J’ai lu la campagne du créateur sur le bloc-notes @Dusk et j’ai ensuite fini par aller dans les documents de récompense de Dusk, en m’attendant à ce que le TAP (APY) soit la partie la plus intéressante.

Au lieu de ça, je suis revenu sans cesse à qui est payé, combien, et quand.

Cela est devenu plus intéressant parce que ce qui s’est passé le 16 août.

Dusk a signalé une activité suspecte impliquant un portefeuille géré par une équipe, connecté à des opérations de bridge. La réponse a été rapide : les adresses de bridge concernées ont été désactivées/recyclées, le bridge a été mis en pause et une liste noire de destinataires (Web Wallet) a été publiée le même jour.

Bonne gestion de l’incident. Mais cela m’a aussi amené à regarder de plus près l’autre côté de la sécurité : comment les participants à la consensus sont réellement rémunérés.

Voici ce qui ressort :

• Les générateurs de blocs reçoivent 70 % de la récompense comme part de base.

• Ils peuvent recevoir jusqu’à un autre 10 %, selon les crédits regroupés dans le certificat.

• Les provisioners, les participants qui votent et attestent les blocs, se partagent le reste de la récompense.

• Si une partie de la récompense n’est pas attribuée, elle peut être brûlée plutôt que distribuée.

Cela crée une structure de récompense où la personne qui génère le bloc peut recevoir une part nettement plus importante dès le départ, tandis que les participants qui contribuent à finaliser le consensus se disputent le reste.

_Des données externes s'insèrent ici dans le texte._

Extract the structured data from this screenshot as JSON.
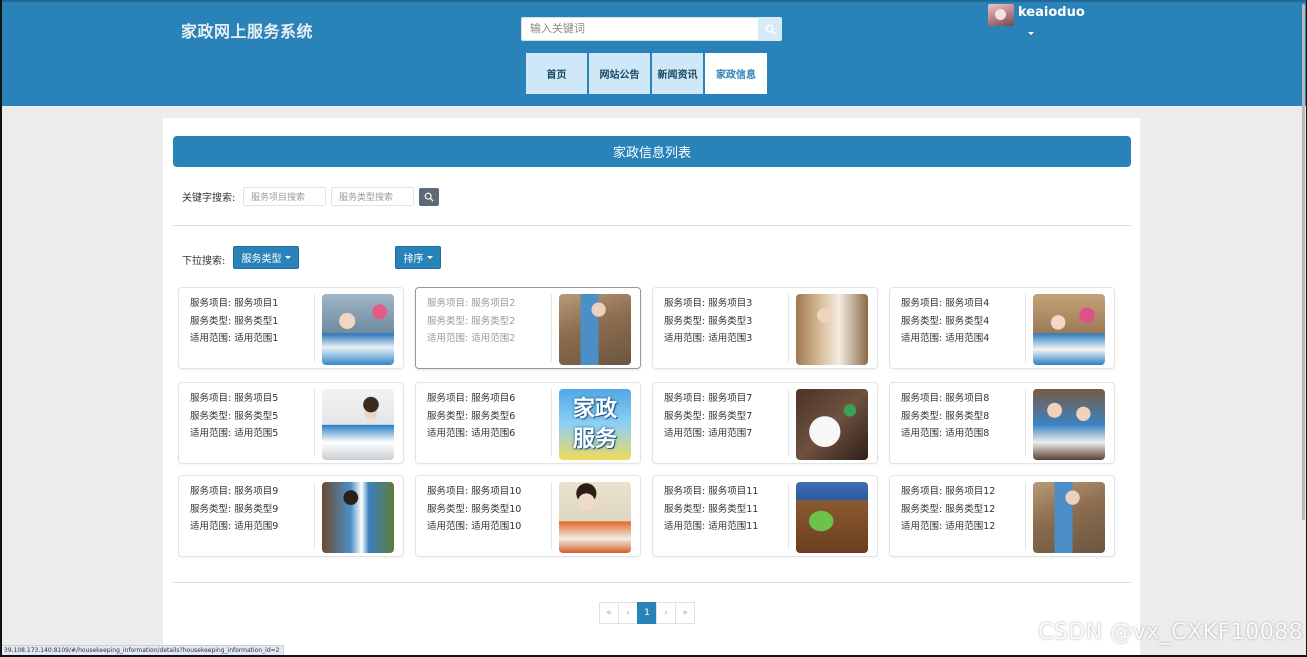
{
  "header": {
    "site_title": "家政网上服务系统",
    "search_placeholder": "输入关键词",
    "username": "keaioduo",
    "nav": [
      "首页",
      "网站公告",
      "新闻资讯",
      "家政信息"
    ],
    "active_nav": "家政信息"
  },
  "main": {
    "list_title": "家政信息列表",
    "keyword_label": "关键字搜索:",
    "keyword_placeholders": [
      "服务项目搜索",
      "服务类型搜索"
    ],
    "dropdown_label": "下拉搜索:",
    "dropdown_service_type": "服务类型",
    "dropdown_sort": "排序"
  },
  "field_labels": {
    "item": "服务项目:",
    "type": "服务类型:",
    "scope": "适用范围:"
  },
  "cards": [
    {
      "item": "服务项目1",
      "type": "服务类型1",
      "scope": "适用范围1"
    },
    {
      "item": "服务项目2",
      "type": "服务类型2",
      "scope": "适用范围2"
    },
    {
      "item": "服务项目3",
      "type": "服务类型3",
      "scope": "适用范围3"
    },
    {
      "item": "服务项目4",
      "type": "服务类型4",
      "scope": "适用范围4"
    },
    {
      "item": "服务项目5",
      "type": "服务类型5",
      "scope": "适用范围5"
    },
    {
      "item": "服务项目6",
      "type": "服务类型6",
      "scope": "适用范围6",
      "image_text": [
        "家政",
        "服务"
      ]
    },
    {
      "item": "服务项目7",
      "type": "服务类型7",
      "scope": "适用范围7"
    },
    {
      "item": "服务项目8",
      "type": "服务类型8",
      "scope": "适用范围8"
    },
    {
      "item": "服务项目9",
      "type": "服务类型9",
      "scope": "适用范围9"
    },
    {
      "item": "服务项目10",
      "type": "服务类型10",
      "scope": "适用范围10"
    },
    {
      "item": "服务项目11",
      "type": "服务类型11",
      "scope": "适用范围11"
    },
    {
      "item": "服务项目12",
      "type": "服务类型12",
      "scope": "适用范围12"
    }
  ],
  "pagination": {
    "first": "«",
    "prev": "‹",
    "current": "1",
    "next": "›",
    "last": "»"
  },
  "status_url": "39.108.173.140:8109/#/housekeeping_information/details?housekeeping_information_id=2",
  "watermark": "CSDN @vx_CXKF10088",
  "colors": {
    "primary": "#2a83b8",
    "nav_tab": "#cfe8f7",
    "page_bg": "#ececec"
  }
}
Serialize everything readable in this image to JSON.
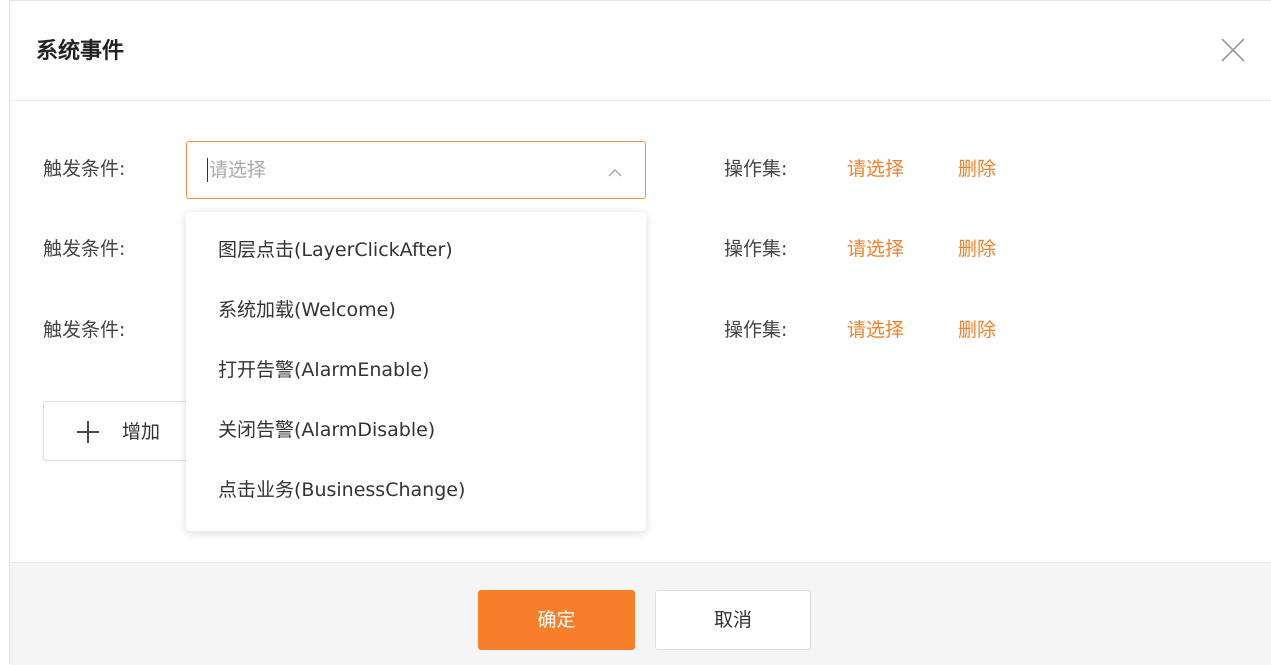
{
  "dialog": {
    "title": "系统事件",
    "close_icon": "close-icon"
  },
  "rows": [
    {
      "trigger_label": "触发条件:",
      "select_placeholder": "请选择",
      "ops_label": "操作集:",
      "ops_choose": "请选择",
      "delete_label": "删除"
    },
    {
      "trigger_label": "触发条件:",
      "ops_label": "操作集:",
      "ops_choose": "请选择",
      "delete_label": "删除"
    },
    {
      "trigger_label": "触发条件:",
      "ops_label": "操作集:",
      "ops_choose": "请选择",
      "delete_label": "删除"
    }
  ],
  "add_button": {
    "label": "增加",
    "icon": "plus-icon"
  },
  "dropdown": {
    "options": [
      "图层点击(LayerClickAfter)",
      "系统加载(Welcome)",
      "打开告警(AlarmEnable)",
      "关闭告警(AlarmDisable)",
      "点击业务(BusinessChange)"
    ]
  },
  "footer": {
    "ok_label": "确定",
    "cancel_label": "取消"
  },
  "colors": {
    "accent": "#f5812b",
    "primary_button": "#f77f2a",
    "footer_bg": "#f5f5f5"
  }
}
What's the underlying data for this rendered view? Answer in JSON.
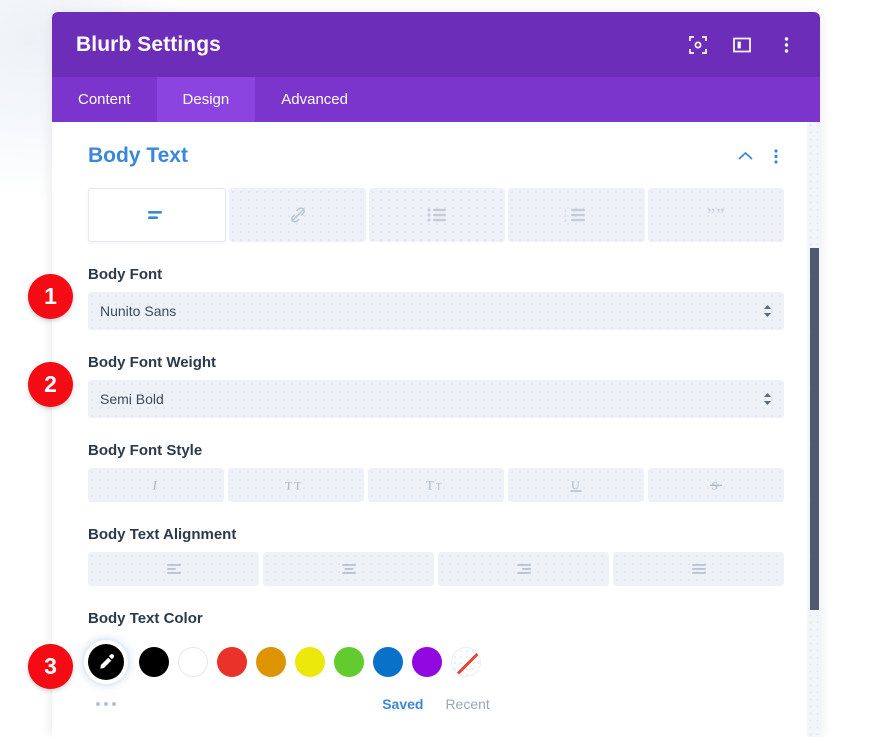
{
  "window": {
    "title": "Blurb Settings",
    "header_icons": [
      {
        "name": "fullscreen-icon",
        "label": "Expand"
      },
      {
        "name": "layout-panel-icon",
        "label": "Dock Panel"
      },
      {
        "name": "more-vertical-icon",
        "label": "More Options"
      }
    ],
    "accent_purple": "#6c2eb9",
    "tabbar_purple": "#7b35cc",
    "active_tab_purple": "#8c44e0"
  },
  "tabs": [
    {
      "label": "Content",
      "active": false
    },
    {
      "label": "Design",
      "active": true
    },
    {
      "label": "Advanced",
      "active": false
    }
  ],
  "section": {
    "title": "Body Text",
    "title_color": "#3b88d8",
    "collapse_icon": "chevron-up-icon",
    "menu_icon": "more-vertical-icon"
  },
  "mode_tabs": [
    {
      "name": "paragraph-text-icon",
      "label": "Text",
      "active": true
    },
    {
      "name": "link-icon",
      "label": "Link",
      "active": false
    },
    {
      "name": "unordered-list-icon",
      "label": "Unordered List",
      "active": false
    },
    {
      "name": "ordered-list-icon",
      "label": "Ordered List",
      "active": false
    },
    {
      "name": "blockquote-icon",
      "label": "Quote",
      "active": false
    }
  ],
  "fields": {
    "body_font": {
      "label": "Body Font",
      "value": "Nunito Sans"
    },
    "body_font_weight": {
      "label": "Body Font Weight",
      "value": "Semi Bold"
    },
    "body_font_style": {
      "label": "Body Font Style",
      "options": [
        {
          "name": "italic-icon",
          "glyph": "I",
          "label": "Italic"
        },
        {
          "name": "uppercase-icon",
          "glyph": "TT",
          "label": "Uppercase"
        },
        {
          "name": "capitalize-icon",
          "glyph": "Tᴛ",
          "label": "Capitalize"
        },
        {
          "name": "underline-icon",
          "glyph": "U",
          "label": "Underline"
        },
        {
          "name": "strikethrough-icon",
          "glyph": "S",
          "label": "Strikethrough"
        }
      ]
    },
    "body_text_alignment": {
      "label": "Body Text Alignment",
      "options": [
        {
          "name": "align-left-icon",
          "label": "Left"
        },
        {
          "name": "align-center-icon",
          "label": "Center"
        },
        {
          "name": "align-right-icon",
          "label": "Right"
        },
        {
          "name": "align-justify-icon",
          "label": "Justify"
        }
      ]
    },
    "body_text_color": {
      "label": "Body Text Color",
      "picker": {
        "name": "eyedropper-icon",
        "label": "Color Picker",
        "selected": true
      },
      "swatches": [
        {
          "name": "swatch-black",
          "color": "#000000"
        },
        {
          "name": "swatch-white",
          "color": "#ffffff"
        },
        {
          "name": "swatch-red",
          "color": "#e8322a"
        },
        {
          "name": "swatch-orange",
          "color": "#dd9400"
        },
        {
          "name": "swatch-yellow",
          "color": "#ede80c"
        },
        {
          "name": "swatch-green",
          "color": "#62cc2e"
        },
        {
          "name": "swatch-blue",
          "color": "#0a71c8"
        },
        {
          "name": "swatch-purple",
          "color": "#9108e0"
        },
        {
          "name": "swatch-none",
          "color": "transparent"
        }
      ],
      "more_label": "More Colors",
      "saved_label": "Saved",
      "recent_label": "Recent"
    }
  },
  "badges": [
    {
      "number": "1",
      "color": "#f50b13"
    },
    {
      "number": "2",
      "color": "#f50b13"
    },
    {
      "number": "3",
      "color": "#f50b13"
    }
  ],
  "scrollbar": {
    "name": "vertical-scrollbar",
    "thumb_color": "#4f5a6e"
  }
}
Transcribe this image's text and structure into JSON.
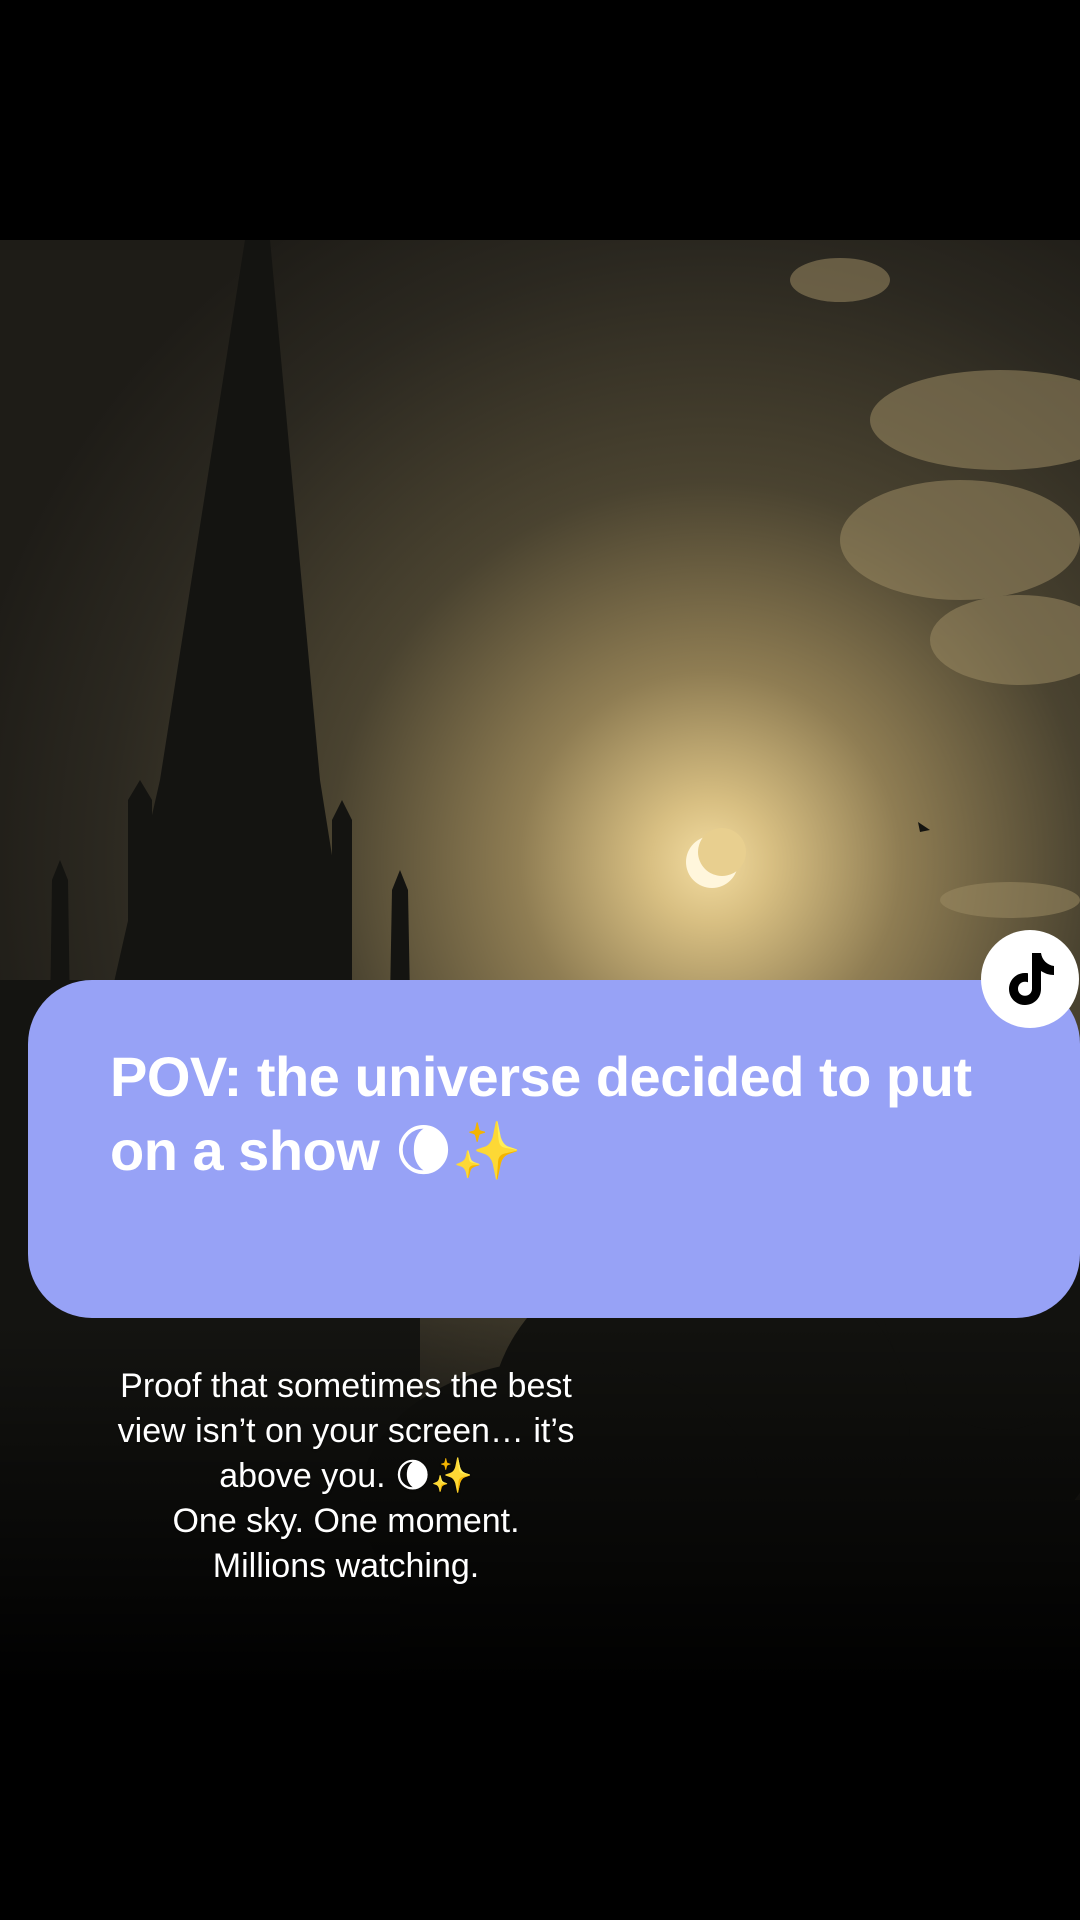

Et c’est, selon moi, la partie qu’on peut facilement manquer lorsqu’on se contente de lire « les participants au consensus partagent les récompenses ».

La conception n’est pas forcément un problème en soi. Différents réseaux PoS utilisent des incitations différentes pour équilibrer la production de blocs, le vote et la sécurité du réseau.

Mais après avoir regardé les chiffres, une question semble plus importante que le TAP APY mis en avant :

À quelle fréquence ces 10 % supplémentaires sont-ils réellement versés aux générateurs, et à quelle fréquence finissent-ils par être brûlés ?

Parce que la répartition théorique et le flux de récompense dans la réalité peuvent être très différents.

Et après un incident de bridge, comprendre où les incitations bougent paraît aussi important que comprendre à quelle vitesse l’équipe peut réagir.